Eine negative Bewertung fällt dennoch immer auf. Häufen sich die bei einem Dealer, verschwände dieser auf lange Sicht auch vom Markt, bekräftigt Dirk Grimm von mindzone. Bevor du jetzt aber andere Nutzer warnst und 0 Sterne vergibst, solltest du den Dealer zunächst anschreiben. Denn hier könne eine sachliche Nachricht sogar dafür sorgen, dass du dein Geld zurückbekommst, so Grimm.

Warum Erfahrung (fast) alles ist

Noch besser kannst du dich und andere schützen, wenn du zusätzlich in die öffentlichen Bereiche des Internets schaust. Viele Konsumenten bewerten und diskutieren etwa auf Reddit oder in Drogenforen ihren Darknet-Anbieter. Oder du wendest dich direkt an eine Drogenberatungsstelle. Die Münchner von mindzone bieten eine anonyme Onlineberatung an, sie kostet nichts und die Verbindung ist verschlüsselt. Auf Seiten wie Pill Reports teilen zudem auch deutsche Konsumenten ihre Erfahrungsberichte. Außerdem kannst du deine Drogen zum Beispiel bei checkit! testen lassen.

Dirk Grimm hat noch ein paar weitere Tipps, wie du schon vorab verhindern kannst, dass dein Dealer dich abzockt. Wichtig sei es, Fragen zu stellen: Wie wirken die Drogen? Wie ändert sich die Wirkung in den Stunden, nachdem sie genommen wurden?
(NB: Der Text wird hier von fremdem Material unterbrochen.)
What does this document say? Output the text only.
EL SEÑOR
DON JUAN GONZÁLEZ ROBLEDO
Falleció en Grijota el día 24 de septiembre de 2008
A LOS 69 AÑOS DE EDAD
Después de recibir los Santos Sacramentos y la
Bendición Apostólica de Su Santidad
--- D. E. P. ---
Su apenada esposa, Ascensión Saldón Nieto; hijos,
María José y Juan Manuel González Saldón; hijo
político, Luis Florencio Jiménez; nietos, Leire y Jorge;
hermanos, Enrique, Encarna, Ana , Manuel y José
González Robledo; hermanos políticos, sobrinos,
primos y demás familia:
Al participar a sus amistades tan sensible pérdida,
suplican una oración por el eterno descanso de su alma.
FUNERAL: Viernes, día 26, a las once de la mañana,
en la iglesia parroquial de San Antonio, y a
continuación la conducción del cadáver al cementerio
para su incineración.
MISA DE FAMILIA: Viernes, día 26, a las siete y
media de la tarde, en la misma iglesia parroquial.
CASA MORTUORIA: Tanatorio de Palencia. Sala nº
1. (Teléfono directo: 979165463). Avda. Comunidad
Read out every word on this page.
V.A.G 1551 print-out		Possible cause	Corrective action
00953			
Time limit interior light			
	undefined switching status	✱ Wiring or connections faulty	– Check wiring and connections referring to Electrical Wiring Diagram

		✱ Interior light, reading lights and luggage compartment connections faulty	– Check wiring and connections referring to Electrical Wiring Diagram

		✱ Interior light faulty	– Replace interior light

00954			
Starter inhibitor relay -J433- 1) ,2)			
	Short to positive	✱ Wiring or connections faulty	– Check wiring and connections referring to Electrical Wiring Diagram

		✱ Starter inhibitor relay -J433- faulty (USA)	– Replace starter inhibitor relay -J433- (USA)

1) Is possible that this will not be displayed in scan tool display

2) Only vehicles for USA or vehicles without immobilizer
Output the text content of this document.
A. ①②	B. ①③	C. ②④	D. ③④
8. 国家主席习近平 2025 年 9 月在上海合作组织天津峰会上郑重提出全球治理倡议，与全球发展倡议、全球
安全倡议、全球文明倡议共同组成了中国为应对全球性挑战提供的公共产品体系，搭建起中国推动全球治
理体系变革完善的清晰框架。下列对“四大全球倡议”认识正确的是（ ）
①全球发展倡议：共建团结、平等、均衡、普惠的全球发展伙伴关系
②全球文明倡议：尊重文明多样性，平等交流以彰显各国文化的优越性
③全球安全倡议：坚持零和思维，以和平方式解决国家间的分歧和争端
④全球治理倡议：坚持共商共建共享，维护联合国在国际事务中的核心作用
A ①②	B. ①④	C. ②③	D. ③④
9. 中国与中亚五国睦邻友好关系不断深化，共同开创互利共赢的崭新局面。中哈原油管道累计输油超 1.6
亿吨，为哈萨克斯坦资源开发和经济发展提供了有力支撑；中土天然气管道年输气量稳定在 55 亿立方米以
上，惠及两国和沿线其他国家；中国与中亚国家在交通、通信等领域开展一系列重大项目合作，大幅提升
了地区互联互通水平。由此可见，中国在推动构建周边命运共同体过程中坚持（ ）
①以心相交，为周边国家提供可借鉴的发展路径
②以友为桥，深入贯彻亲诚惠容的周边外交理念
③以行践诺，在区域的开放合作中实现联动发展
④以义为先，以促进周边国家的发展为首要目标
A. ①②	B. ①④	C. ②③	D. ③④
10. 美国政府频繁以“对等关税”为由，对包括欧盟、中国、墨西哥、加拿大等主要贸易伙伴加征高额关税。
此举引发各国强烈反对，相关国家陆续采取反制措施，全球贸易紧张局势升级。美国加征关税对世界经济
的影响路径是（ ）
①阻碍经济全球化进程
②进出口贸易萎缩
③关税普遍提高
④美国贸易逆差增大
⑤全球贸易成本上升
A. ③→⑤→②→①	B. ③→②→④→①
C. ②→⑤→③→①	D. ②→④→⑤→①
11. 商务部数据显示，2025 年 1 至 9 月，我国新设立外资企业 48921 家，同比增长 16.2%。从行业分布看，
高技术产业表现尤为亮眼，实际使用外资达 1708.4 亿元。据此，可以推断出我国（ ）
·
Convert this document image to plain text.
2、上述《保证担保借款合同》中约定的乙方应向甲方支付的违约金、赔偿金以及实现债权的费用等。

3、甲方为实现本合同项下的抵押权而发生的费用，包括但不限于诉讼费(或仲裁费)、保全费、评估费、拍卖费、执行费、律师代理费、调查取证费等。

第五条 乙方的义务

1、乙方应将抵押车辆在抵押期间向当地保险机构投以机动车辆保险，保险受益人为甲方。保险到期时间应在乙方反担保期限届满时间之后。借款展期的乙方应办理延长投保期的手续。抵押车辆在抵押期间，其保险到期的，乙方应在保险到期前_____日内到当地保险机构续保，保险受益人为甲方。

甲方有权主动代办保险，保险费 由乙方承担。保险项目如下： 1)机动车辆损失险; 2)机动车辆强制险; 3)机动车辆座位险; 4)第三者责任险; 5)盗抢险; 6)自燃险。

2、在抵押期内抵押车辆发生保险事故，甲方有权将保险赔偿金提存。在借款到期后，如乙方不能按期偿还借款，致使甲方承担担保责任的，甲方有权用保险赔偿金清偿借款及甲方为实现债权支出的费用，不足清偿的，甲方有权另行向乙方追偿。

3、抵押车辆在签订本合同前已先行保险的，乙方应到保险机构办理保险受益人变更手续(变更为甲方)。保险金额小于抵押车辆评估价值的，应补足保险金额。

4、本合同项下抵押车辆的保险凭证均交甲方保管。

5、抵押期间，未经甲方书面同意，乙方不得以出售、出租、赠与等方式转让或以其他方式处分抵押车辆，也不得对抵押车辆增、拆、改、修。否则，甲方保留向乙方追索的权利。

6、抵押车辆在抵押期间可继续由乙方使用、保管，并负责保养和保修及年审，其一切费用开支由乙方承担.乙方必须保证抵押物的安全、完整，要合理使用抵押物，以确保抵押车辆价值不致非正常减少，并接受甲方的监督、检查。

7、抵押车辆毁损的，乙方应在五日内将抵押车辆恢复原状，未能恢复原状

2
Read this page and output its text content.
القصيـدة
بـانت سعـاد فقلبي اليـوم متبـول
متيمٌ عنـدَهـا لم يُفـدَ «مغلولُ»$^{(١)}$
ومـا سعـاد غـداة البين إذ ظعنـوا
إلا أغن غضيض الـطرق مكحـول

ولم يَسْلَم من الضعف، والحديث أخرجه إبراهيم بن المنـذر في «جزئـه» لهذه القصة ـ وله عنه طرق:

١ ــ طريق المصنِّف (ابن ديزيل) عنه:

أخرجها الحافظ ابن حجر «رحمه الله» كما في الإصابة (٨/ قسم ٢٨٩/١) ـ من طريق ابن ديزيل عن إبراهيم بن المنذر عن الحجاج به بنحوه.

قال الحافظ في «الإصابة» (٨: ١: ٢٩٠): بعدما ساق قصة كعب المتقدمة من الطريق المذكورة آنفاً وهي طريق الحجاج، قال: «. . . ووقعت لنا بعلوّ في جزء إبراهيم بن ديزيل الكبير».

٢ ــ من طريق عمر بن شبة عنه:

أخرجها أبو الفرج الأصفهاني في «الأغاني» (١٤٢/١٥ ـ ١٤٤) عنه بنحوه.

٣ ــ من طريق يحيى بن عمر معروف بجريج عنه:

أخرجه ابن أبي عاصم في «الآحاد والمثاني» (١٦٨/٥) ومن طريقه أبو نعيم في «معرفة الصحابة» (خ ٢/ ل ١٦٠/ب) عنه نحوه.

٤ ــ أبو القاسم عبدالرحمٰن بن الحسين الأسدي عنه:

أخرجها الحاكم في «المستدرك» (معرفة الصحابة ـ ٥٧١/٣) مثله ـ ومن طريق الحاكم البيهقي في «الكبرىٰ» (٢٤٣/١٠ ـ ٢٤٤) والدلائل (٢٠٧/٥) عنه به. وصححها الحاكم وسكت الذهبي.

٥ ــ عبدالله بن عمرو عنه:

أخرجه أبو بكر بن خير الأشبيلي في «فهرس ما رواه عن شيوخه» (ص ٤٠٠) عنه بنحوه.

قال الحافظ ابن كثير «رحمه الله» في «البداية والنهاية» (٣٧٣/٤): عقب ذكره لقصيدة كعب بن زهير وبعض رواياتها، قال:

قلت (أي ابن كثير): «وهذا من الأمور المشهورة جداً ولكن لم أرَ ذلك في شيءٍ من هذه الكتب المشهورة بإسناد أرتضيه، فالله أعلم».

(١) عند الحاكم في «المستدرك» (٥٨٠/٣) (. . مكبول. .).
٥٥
Was genau ist in den Drogen und wie sollten Konsum und Dosierung aussehen?

Je besser der Dealer dir antworten kann, umso vertrauenswürdiger ist er. Generell gilt: Fange bei neuen Drogen stets mit kleinen Dosen an, stress dich nicht, mische nicht und sorge für eine angenehme Atmosphäre.

Und die Polizei, dein Freund und Helfer, kann sie dir wirklich gar nicht helfen? Nein, sagt Dirk Grimm. "Selbst wenn dir dein Dealer ein Päckchen Salbei statt Cannabis verkauft, hast du dich als Käufer bereits strafbar gemacht." Damit ist niemandem geholfen.